Bu kritik süreçte Türkiye’de de IŞİD zihniyetli savaş kışkırtıcısı bir iktidar işbaşında. Dinci-mezhepçi-ırkçı AKP güdümünde olan bu iktidar hem savaş kışkırtıcısı hem işçileri parçalayan, halkları birbirine düşman eden uğursuz bir politika izliyor.

Varılan aşamada ülkede, bölgede, dünyada işçiler, emekçiler ve ezilen halklar çetin bir sıvandan geçiyorlar. Bu sınavdan alınlarının akıyla çıkıp geleceği kazanabilmeleri için kapitalist barbarlığa karşı devrimci, birleşik, enternasyonal mücadeleyi yükseltmeleri gerekiyor. Zaten bunun dışında bir çıkış yolu bulunmuyor. Tek bir çıkış yolu var; sosyalizm için devrimci sınıf mücadelesi. Diğer bir ifadeyle “İşçilerin Birliği Halkların Kardeşliği”ni mücadele ve yaşam içinde gerçekleştirmek...

Güçlerini, olanaklarını, araçlarını, enerjisini bu uğurda seferber eden TKİP, hem mücadele bayrağını yükseklerde tutuyor hem Türkiye işçi sınıfıyla emekçilerine yegane çıkış yolunu gösteriyor.
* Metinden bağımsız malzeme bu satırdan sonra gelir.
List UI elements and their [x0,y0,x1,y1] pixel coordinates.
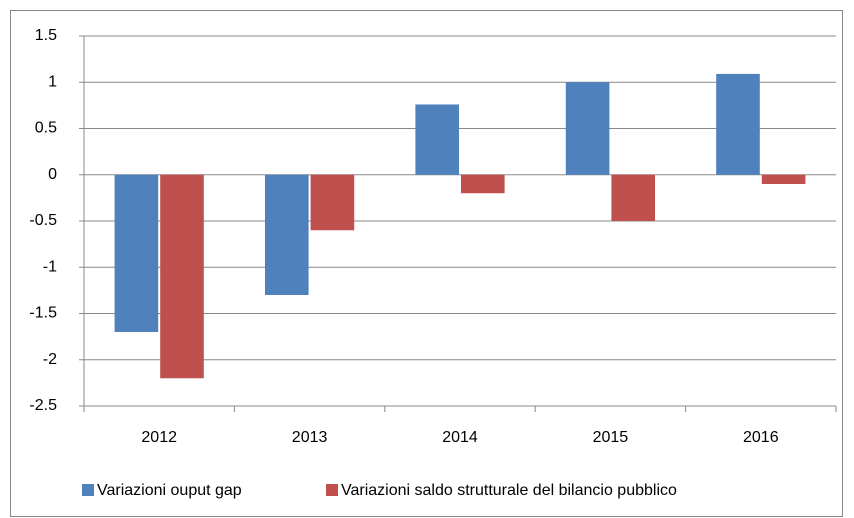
bar [611,174,656,221]
x-tick-label: 2015 [593,429,629,446]
x-tick-label: 2012 [141,429,177,446]
bar [310,174,355,231]
bar [264,174,309,295]
y-tick-label: 0.5 [35,120,57,137]
y-tick-label: 0 [48,166,57,183]
bar [761,174,806,184]
bar [114,174,159,332]
x-tick-label: 2013 [292,429,328,446]
bar [415,104,459,175]
y-tick-label: 1 [48,73,57,90]
legend-swatch [82,484,94,496]
y-tick-label: -2.5 [29,397,57,414]
y-tick-label: -1.5 [29,305,57,322]
y-tick-label: -1 [43,258,57,275]
x-tick-label: 2016 [743,429,779,446]
legend-label: Variazioni saldo strutturale del bilanci… [341,482,677,499]
bar [461,174,505,194]
y-tick-label: 1.5 [35,27,57,44]
bar [160,174,204,379]
bar [565,82,610,175]
y-tick-label: -2 [43,351,57,368]
y-tick-label: -0.5 [29,212,57,229]
legend-label: Variazioni ouput gap [97,482,242,499]
x-tick-label: 2014 [442,429,478,446]
legend-swatch [326,484,338,496]
bar [716,73,760,175]
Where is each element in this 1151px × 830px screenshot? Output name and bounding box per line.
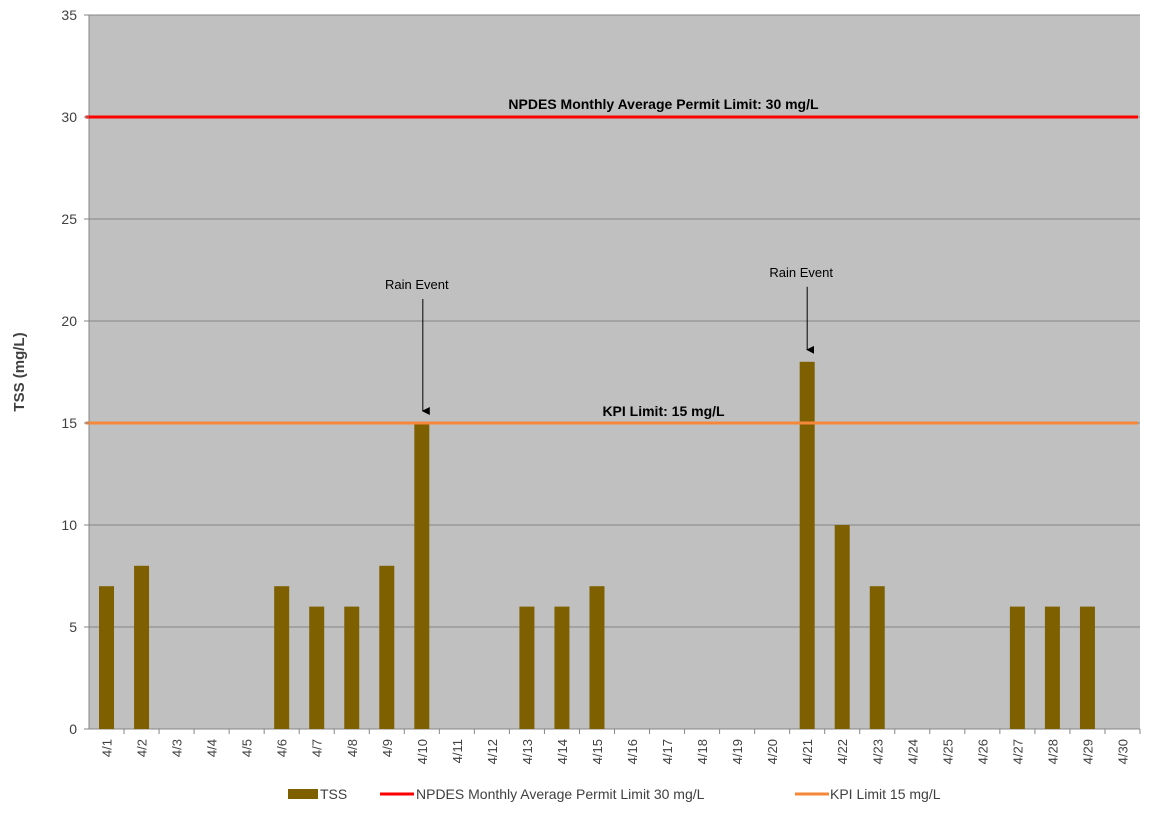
rain-event-label: Rain Event (385, 277, 449, 292)
x-tick-label: 4/10 (415, 739, 430, 764)
limit-lines-group: NPDES Monthly Average Permit Limit: 30 m… (85, 96, 1138, 425)
bars-group (99, 361, 1095, 729)
x-tick-label: 4/13 (520, 739, 535, 764)
x-tick-label: 4/1 (100, 739, 115, 757)
x-tick-label: 4/3 (170, 739, 185, 757)
x-tick-label: 4/30 (1115, 739, 1130, 764)
x-tick-label: 4/27 (1010, 739, 1025, 764)
x-tick-label: 4/28 (1045, 739, 1060, 764)
y-tick-label: 20 (61, 313, 77, 329)
x-tick-label: 4/2 (135, 739, 150, 757)
y-tick-label: 0 (69, 721, 77, 737)
y-tick-label: 10 (61, 517, 77, 533)
bar-4-14 (554, 606, 570, 729)
x-tick-label: 4/11 (450, 739, 465, 763)
y-tick-label: 35 (61, 7, 77, 23)
x-tick-labels: 4/1 4/2 4/3 4/4 4/5 4/6 4/7 4/8 4/9 4/10 4/11 4/12 4… (100, 729, 1141, 764)
bar-4-9 (379, 565, 395, 729)
x-tick-label: 4/9 (380, 739, 395, 757)
x-tick-label: 4/16 (625, 739, 640, 764)
bar-4-10 (414, 423, 430, 729)
y-axis-label: TSS (mg/L) (11, 332, 28, 411)
x-tick-label: 4/8 (345, 739, 360, 757)
x-tick-label: 4/21 (800, 739, 815, 764)
bar-4-15 (589, 586, 605, 729)
x-tick-label: 4/23 (870, 739, 885, 764)
x-tick-label: 4/24 (905, 739, 920, 764)
x-tick-label: 4/19 (730, 739, 745, 764)
x-tick-label: 4/15 (590, 739, 605, 764)
plot-area (89, 15, 1140, 729)
x-tick-label: 4/22 (835, 739, 850, 764)
bar-4-27 (1009, 606, 1025, 729)
x-tick-label: 4/17 (660, 739, 675, 764)
x-tick-label: 4/7 (310, 739, 325, 757)
bar-4-1 (99, 586, 115, 729)
bar-4-7 (309, 606, 325, 729)
bar-4-13 (519, 606, 535, 729)
y-tick-label: 15 (61, 415, 77, 431)
x-tick-label: 4/6 (275, 739, 290, 757)
legend-label-npdes: NPDES Monthly Average Permit Limit 30 mg… (416, 786, 705, 802)
bar-4-28 (1044, 606, 1060, 729)
bar-4-2 (134, 565, 150, 729)
bar-4-6 (274, 586, 290, 729)
kpi-limit-label: KPI Limit: 15 mg/L (602, 403, 725, 419)
legend-swatch-tss (288, 789, 318, 799)
x-tick-label: 4/20 (765, 739, 780, 764)
legend-label-kpi: KPI Limit 15 mg/L (830, 786, 941, 802)
x-tick-label: 4/5 (240, 739, 255, 757)
rain-event-label: Rain Event (769, 265, 833, 280)
y-tick-label: 25 (61, 211, 77, 227)
x-tick-label: 4/12 (485, 739, 500, 764)
bar-4-8 (344, 606, 360, 729)
npdes-limit-label: NPDES Monthly Average Permit Limit: 30 m… (508, 96, 819, 112)
annotations-group: Rain Event Rain Event (385, 265, 833, 415)
legend-label-tss: TSS (320, 786, 347, 802)
x-tick-label: 4/26 (975, 739, 990, 764)
y-tick-label: 5 (69, 619, 77, 635)
x-tick-label: 4/18 (695, 739, 710, 764)
bar-4-23 (869, 586, 885, 729)
x-tick-label: 4/29 (1080, 739, 1095, 764)
x-tick-label: 4/25 (940, 739, 955, 764)
bar-4-21 (799, 361, 815, 729)
y-tick-labels: 0 5 10 15 20 25 30 35 (61, 7, 89, 737)
legend: TSS NPDES Monthly Average Permit Limit 30… (288, 786, 941, 802)
bar-4-29 (1079, 606, 1095, 729)
x-tick-label: 4/4 (205, 739, 220, 757)
x-tick-label: 4/14 (555, 739, 570, 764)
y-tick-label: 30 (61, 109, 77, 125)
bar-4-22 (834, 525, 850, 729)
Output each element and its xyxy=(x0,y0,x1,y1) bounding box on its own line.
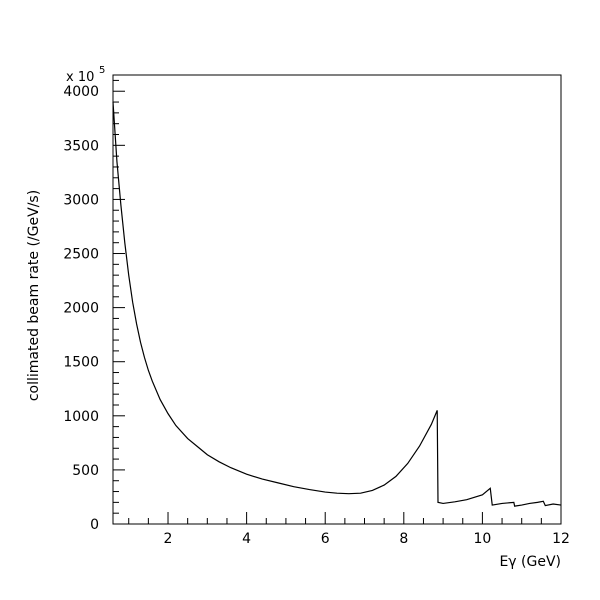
y-tick-label: 1500 xyxy=(63,355,99,371)
y-tick-label: 3000 xyxy=(63,192,99,208)
y-multiplier-exponent: 5 xyxy=(99,65,105,76)
x-tick-label: 8 xyxy=(399,531,408,547)
x-axis-label: Eγ (GeV) xyxy=(499,554,561,570)
y-tick-label: 500 xyxy=(72,463,99,479)
y-axis-ticks xyxy=(113,79,125,525)
x-tick-label: 10 xyxy=(473,531,491,547)
series-line xyxy=(112,102,562,507)
x-tick-label: 2 xyxy=(164,531,173,547)
x-tick-label: 4 xyxy=(242,531,251,547)
y-axis-tick-labels: 0 500 1000 1500 2000 2500 3000 3500 4000 xyxy=(63,84,99,533)
plot-frame xyxy=(112,74,562,525)
y-tick-label: 3500 xyxy=(63,138,99,154)
y-tick-label: 0 xyxy=(90,517,99,533)
y-tick-label: 2500 xyxy=(63,247,99,263)
y-tick-label: 2000 xyxy=(63,301,99,317)
x-tick-label: 12 xyxy=(552,531,570,547)
x-tick-label: 6 xyxy=(321,531,330,547)
y-tick-label: 4000 xyxy=(63,84,99,100)
y-axis-label: collimated beam rate (/GeV/s) xyxy=(26,190,42,401)
y-multiplier-label: x 10 xyxy=(66,70,94,85)
x-axis-ticks xyxy=(128,512,562,524)
y-tick-label: 1000 xyxy=(63,409,99,425)
x-axis-tick-labels: 2 4 6 8 10 12 xyxy=(164,531,570,547)
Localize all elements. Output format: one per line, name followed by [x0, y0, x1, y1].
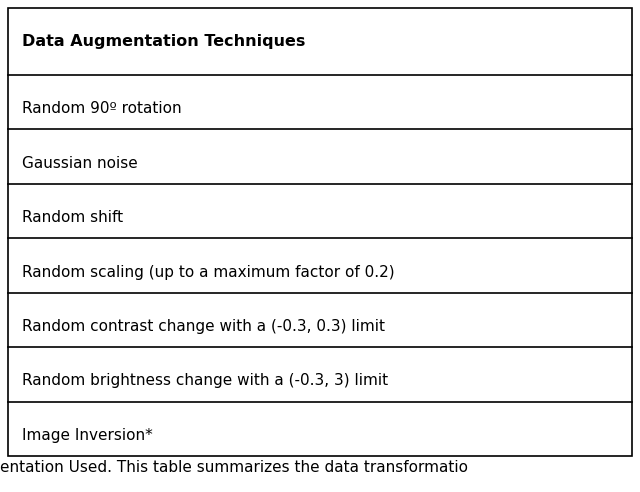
Text: Random 90º rotation: Random 90º rotation [22, 101, 182, 116]
Text: Random shift: Random shift [22, 210, 123, 225]
Text: Random scaling (up to a maximum factor of 0.2): Random scaling (up to a maximum factor o… [22, 265, 395, 279]
Text: Image Inversion*: Image Inversion* [22, 428, 153, 443]
Text: entation Used. This table summarizes the data transformatio: entation Used. This table summarizes the… [0, 461, 468, 475]
Text: Random contrast change with a (-0.3, 0.3) limit: Random contrast change with a (-0.3, 0.3… [22, 319, 385, 334]
Text: Data Augmentation Techniques: Data Augmentation Techniques [22, 34, 305, 49]
Text: Random brightness change with a (-0.3, 3) limit: Random brightness change with a (-0.3, 3… [22, 373, 388, 388]
Text: Gaussian noise: Gaussian noise [22, 155, 138, 171]
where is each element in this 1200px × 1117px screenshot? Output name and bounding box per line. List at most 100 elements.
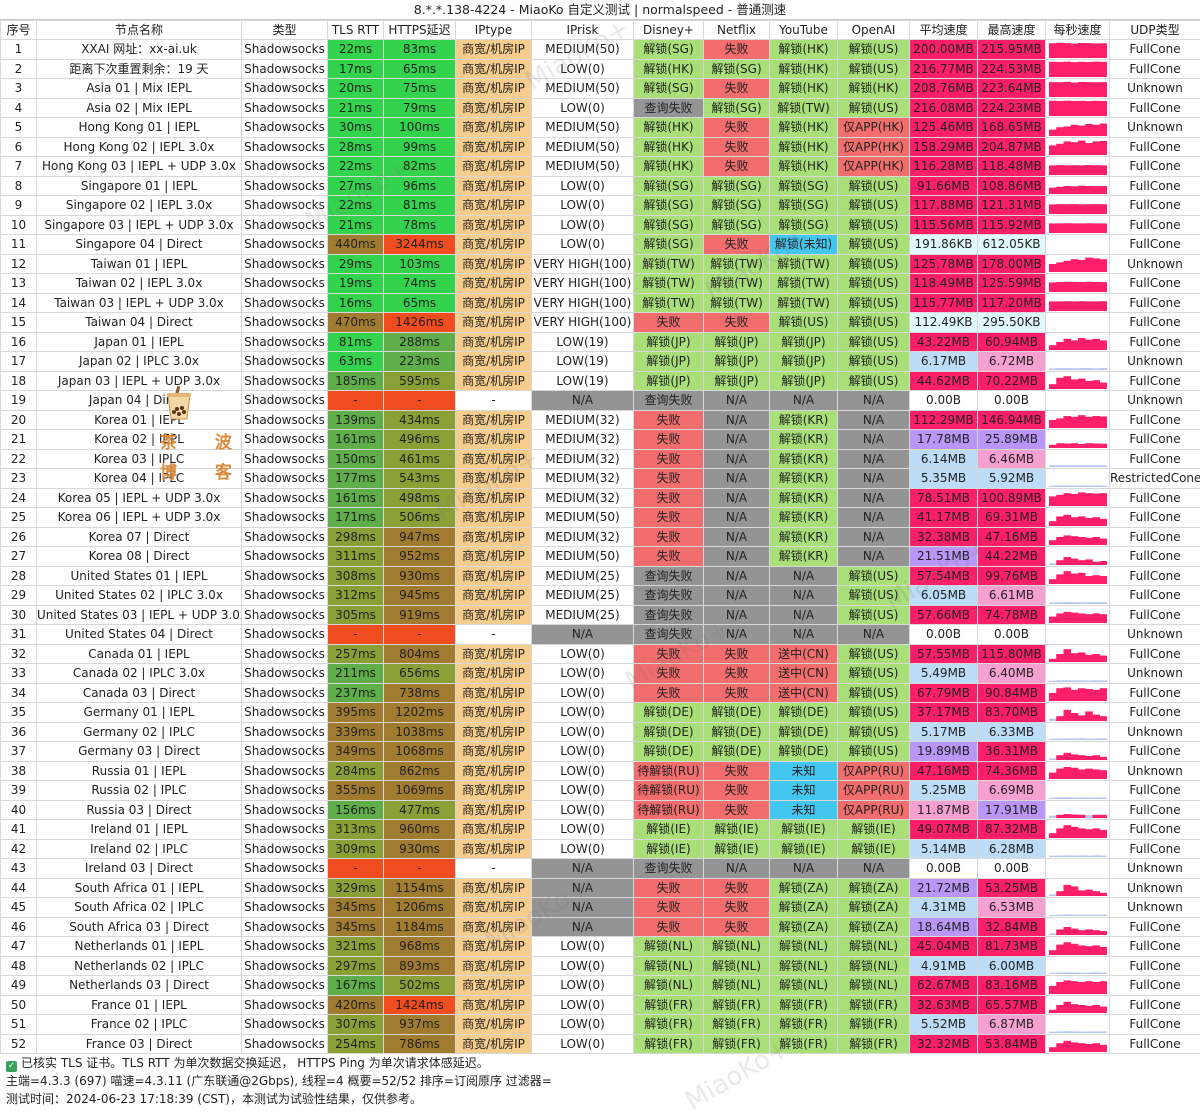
header-tls-rtt[interactable]: TLS RTT [328,21,384,40]
header-per-second-speed[interactable]: 每秒速度 [1046,21,1110,40]
udp-type: Unknown [1110,79,1200,99]
max-speed: 47.16MB [978,527,1046,547]
header-iprisk[interactable]: IPrisk [532,21,634,40]
header-netflix[interactable]: Netflix [704,21,770,40]
disney-status: 解锁(IE) [634,820,704,840]
header-index[interactable]: 序号 [1,21,37,40]
header-youtube[interactable]: YouTube [770,21,838,40]
speed-sparkline [1046,625,1110,645]
header-iptype[interactable]: IPtype [456,21,532,40]
openai-status: 解锁(US) [838,371,910,391]
speed-bar [1063,126,1071,136]
header-disney[interactable]: Disney+ [634,21,704,40]
ip-risk: LOW(0) [532,956,634,976]
https-delay: 82ms [384,157,456,177]
speed-bar [1078,755,1086,760]
per-second-speed-chart [1049,294,1107,311]
speed-bar [1085,576,1093,584]
netflix-status: N/A [704,410,770,430]
node-name: Canada 01 | IEPL [37,644,242,664]
netflix-status: N/A [704,508,770,528]
openai-status: 解锁(IE) [838,839,910,859]
speed-bar [1092,797,1100,799]
header-type[interactable]: 类型 [242,21,328,40]
netflix-status: 解锁(TW) [704,254,770,274]
speed-bar [1099,539,1106,545]
youtube-status: 解锁(SG) [770,215,838,235]
protocol-type: Shadowsocks [242,137,328,157]
speed-bar [1056,165,1064,175]
avg-speed: 32.63MB [910,995,978,1015]
speed-bar [1063,485,1071,487]
header-avg-speed[interactable]: 平均速度 [910,21,978,40]
youtube-status: 解锁(KR) [770,449,838,469]
header-https-delay[interactable]: HTTPS延迟 [384,21,456,40]
header-max-speed[interactable]: 最高速度 [978,21,1046,40]
node-name: XXAI 网址：xx-ai.uk [37,40,242,60]
https-delay: 862ms [384,761,456,781]
ip-type: 商宽/机房IP [456,98,532,118]
speed-bar [1070,739,1078,740]
avg-speed: 208.76MB [910,79,978,99]
speed-bar [1099,466,1106,468]
header-udp-type[interactable]: UDP类型 [1110,21,1200,40]
ip-risk: MEDIUM(32) [532,449,634,469]
header-node-name[interactable]: 节点名称 [37,21,242,40]
per-second-speed-chart [1049,119,1107,136]
ip-type: 商宽/机房IP [456,878,532,898]
avg-speed: 4.91MB [910,956,978,976]
speed-bar [1078,715,1086,721]
header-openai[interactable]: OpenAI [838,21,910,40]
avg-speed: 5.25MB [910,781,978,801]
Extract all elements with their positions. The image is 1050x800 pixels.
Devrimci sınıf mücadelesini Gebze’de sürdüren komünistler olarak işçileri, emekçileri, kadınları, gençleri bu mücadeleye omuz vermeye, her alanda partiyi güçlendirmeye çağırıyoruz.

Yaşasın İşçilerin Birliği Halkların Kardeşliği!

Yaşasın Sosyalizm İçin Devrimci Sınıf Mücadelesi!

Yaşasın TKİP!

Gebze Bölge Örgütü

***

 

Yeni ekimler için ileri!

Dostlar, yoldaşlar,

Partimizin 17. yılı vesilesiyle gerçekleştirilen etkinlikte emeği geçenleri ve tüm katılımcıları selamlıyoruz.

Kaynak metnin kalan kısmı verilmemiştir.